The Civil Lines is a residential area and one of the 3 subdivisions of the Central Delhi district of Delhi in India. It is one of the 12 zones under the Municipal Corporation of Delhi. It was the hub of European-style hotels in the city until New Delhi came into being in 1911. The official residence of the Lieutenant Governor of Delhi is also located at Raj  Niwas Marg, Civil Lines.

History

The name Civil Lines is a relic of British Raj times, when the city of Delhi was organized into separate areas where the British military and civilian buildings were located. Areas, where civilians lived, were demarcated as Civil Lines.
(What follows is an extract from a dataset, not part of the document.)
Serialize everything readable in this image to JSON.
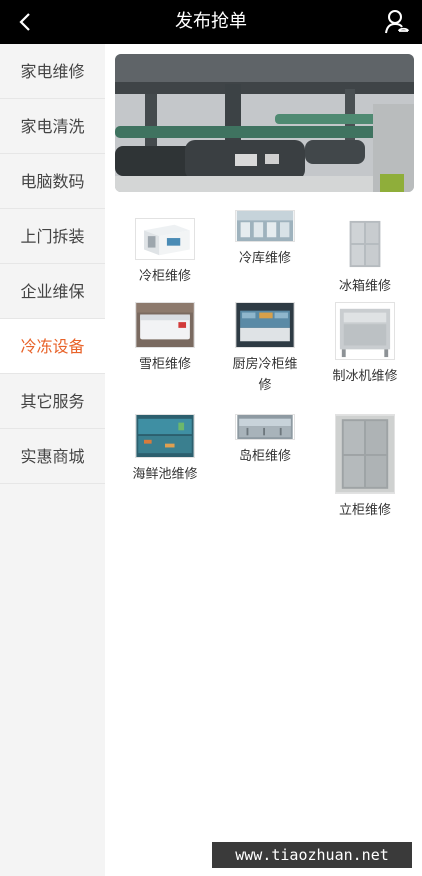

One monument of the British Raj era is the Metcalfe House, Delhi. This is where the administration and governance of the Indian Empire were conducted by nineteen Governor Generals (Viceroys) from Charles Hardinge to Lord Irwin at their offices housed in the Old Secretariat building on the Alipore Road, and the residence of these Governor Generals was the prestigious bungalow at 1.Alipore Road which was vacated by the British Indian government in 1930 to relocate the residence for succeeding viceroys at a palatial complex on the Raisina hill in Lutyens' Delhi known as the Viceroy's House. The bungalow at 1. Alipore Road today houses the Indra Prastha College for Women. The Old Secretariat after 1931 housed the offices of the British Indian Army and the Post Master General and the adjoining Army Press. After independence, It became the seat of Delhi's Metropolitan Council and currently houses several offices of the Central Government like the Publications Department and offices of the Delhi Administration. The Viceroy's House today is the official residence of the Presidents of the Indian Republic and is called the Rashtrapati Bhawan. The offices of the Old Secretariat at Alipore Road were also relocated in 1931 to the New Secretarial Building at Lutyens' Delhi adjoining the Vice Roy's House and is called the Central Secretariat today. One of the earliest modern hotels in Delhi was the Maidens Hotel, later Oberoi Maidens, built-in 1903. It was situated in the Civil Lines, where all European-style hotels were situated and the officers of British Raj stayed. Other hotels in the area were Swiss Hotel and Hotel Cecil, run by Robert Hotz family, which also owned Wildflower Hall and Cecil Hotel in Shimla. Hotel Cecil was later demolished and today St. Xavier's School stands on the location.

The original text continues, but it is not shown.